On A Closer Look, Those New Kids On The Block Resemble The Old Ones

Sydney Morning Herald

Saturday October 13, 2007

Lisa Pryor

Fluoro came and went two weeks ago. The trend for ultra bright clothing peaked on the Sunday night of the long weekend. Like a pack of highlighters made human - in orange, yellow, pink and purple - partygoers spilled from the Parklife dance party at Centennial Park. All along Oxford Street they swarmed in fluorescent T-shirts and denim shorts, some friendship groups wearing identical outfits, crawling down Wentworth Avenue, as far as Goulburn Street even, unsteadily hailing cabs without luck.

Ever since this moment of overkill, fluoro is officially out. One moment fluoro was as fashionable as a holiday in Dubrovnik, the next it was naff as a Crazy Frog ring tone. As yesterday as a trucker cap. As two days ago as a cowboy hat.

Few will mourn the passing of fluoro. Just as, by the end of the summer, few will mourn the passing of high-waisted shorts, which do bottoms no favours - even 19-year-old bottoms.

Although the fluoro fashion blip is over before it began, let us pause to consider the broader trend that this blip represents. As I stood on Oxford Street that Sunday night, I realised that the funloving trashbags I was gawking at resembled a pack of schoolchildren who had escaped from a sport and rec camp circa 1989. With their oversized tops, shorts and sneakers they looked as if they could be on their way to an orienteering session, or a talent night rehearsal. Which made me wonder: why has it become so fashionable for adults, young ones, to channel the spirit of primary school kids from the '80s?

I'm not talking about mere retro or nostalgia. I'm talking about a specific fetish for childhood. It has been happening for a while. Ten years ago we had grown-ups getting along to dance parties with hair in pigtails, lollies in mouths.

Dress is not the only sign. Consider the rise of the word "kid". It has become completely normal for hipsters pushing 30 to go around calling their friends "kids". As in "Hey, what are you kids up to on Sunday?" Or "Hey, do you kids know a good architect to renovate our kitchen?" Or even "Hey, do you think you kids can get a babysitter for the kids so that we can go really hard at Daft Punk?"

Incorporating the word "kid" into your DJ or band stage name is also popular. Witness: Kid Kenobi, Kid Koala, Kid Confucius.

Even contemporary art is childlike. Stuffed animals, computer games and toys abound in the work of young artists. Ricky Swallow makes models of BMX bikes and crash hats. Del Kathryn Barton draws disturbing pictures of girls with teddy bears and birds and deers.

Rabbits are everywhere. You can hardly move for all the rabbits, especially evil-looking rabbits. The artist Amanda Marburg, whose work is featured in the Primavera exhibition at the Museum of Contemporary Art, paints a dejected stuffed bunny in her 2005 painting Rabbit. The cult film Donnie Darko features a recurring figure dressed in a giant rabbit suit.

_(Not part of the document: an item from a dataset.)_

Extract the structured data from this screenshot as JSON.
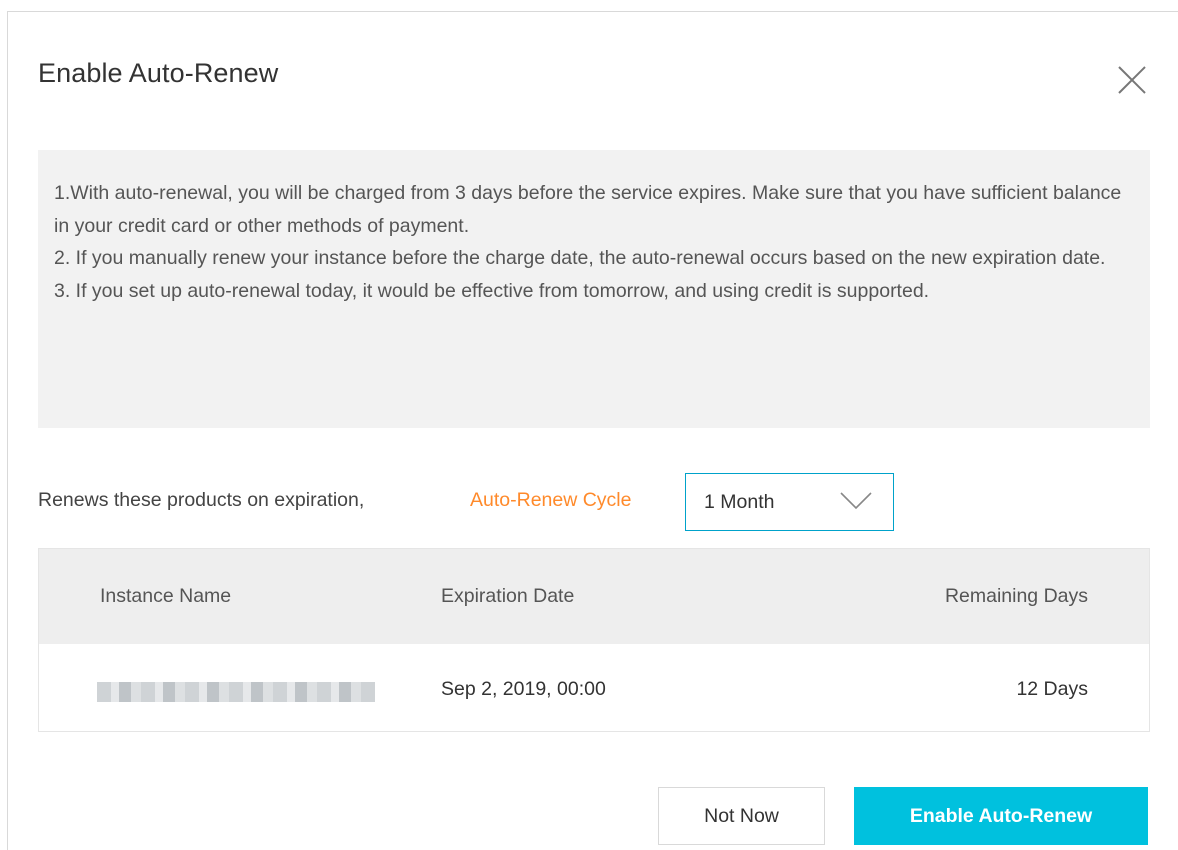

We are a generation obsessed with our childhoods. Where once it was cool to escape the bounds of childhood, now it is cool to revisit it. On the social networking site which is now so ubiquitous that I dare not speak its name, we join fairy-bread appreciation societies, link up with primary school classmates to joke about when handball champions ruled the playground and contribute to lists like "you know you were a kid of the '80s if ..."

Perhaps this nostalgia is a sign of an unwillingness to grow up; perhaps it is simply a vote of confidence in our own childhoods. When life gets tough and serious, we reminisce about times when things were simple and Full House was still on television, when mixed lollies cost two cents, when photos had rounded corners and were developed at the chemist. When mums still had time to make birthday cakes in the shape of swimming pools, with lime jelly representing the water, or cakes in the shape of castles with upturned ice-cream cones for turrets. Or those really cool train cakes where every carriage was made of cake and every carriage was stuffed full of lollies and the whole thing ran on tracks made of licorice.

A time when mums wore jumpsuits and massive sunglasses ... just like the girls at dance parties now.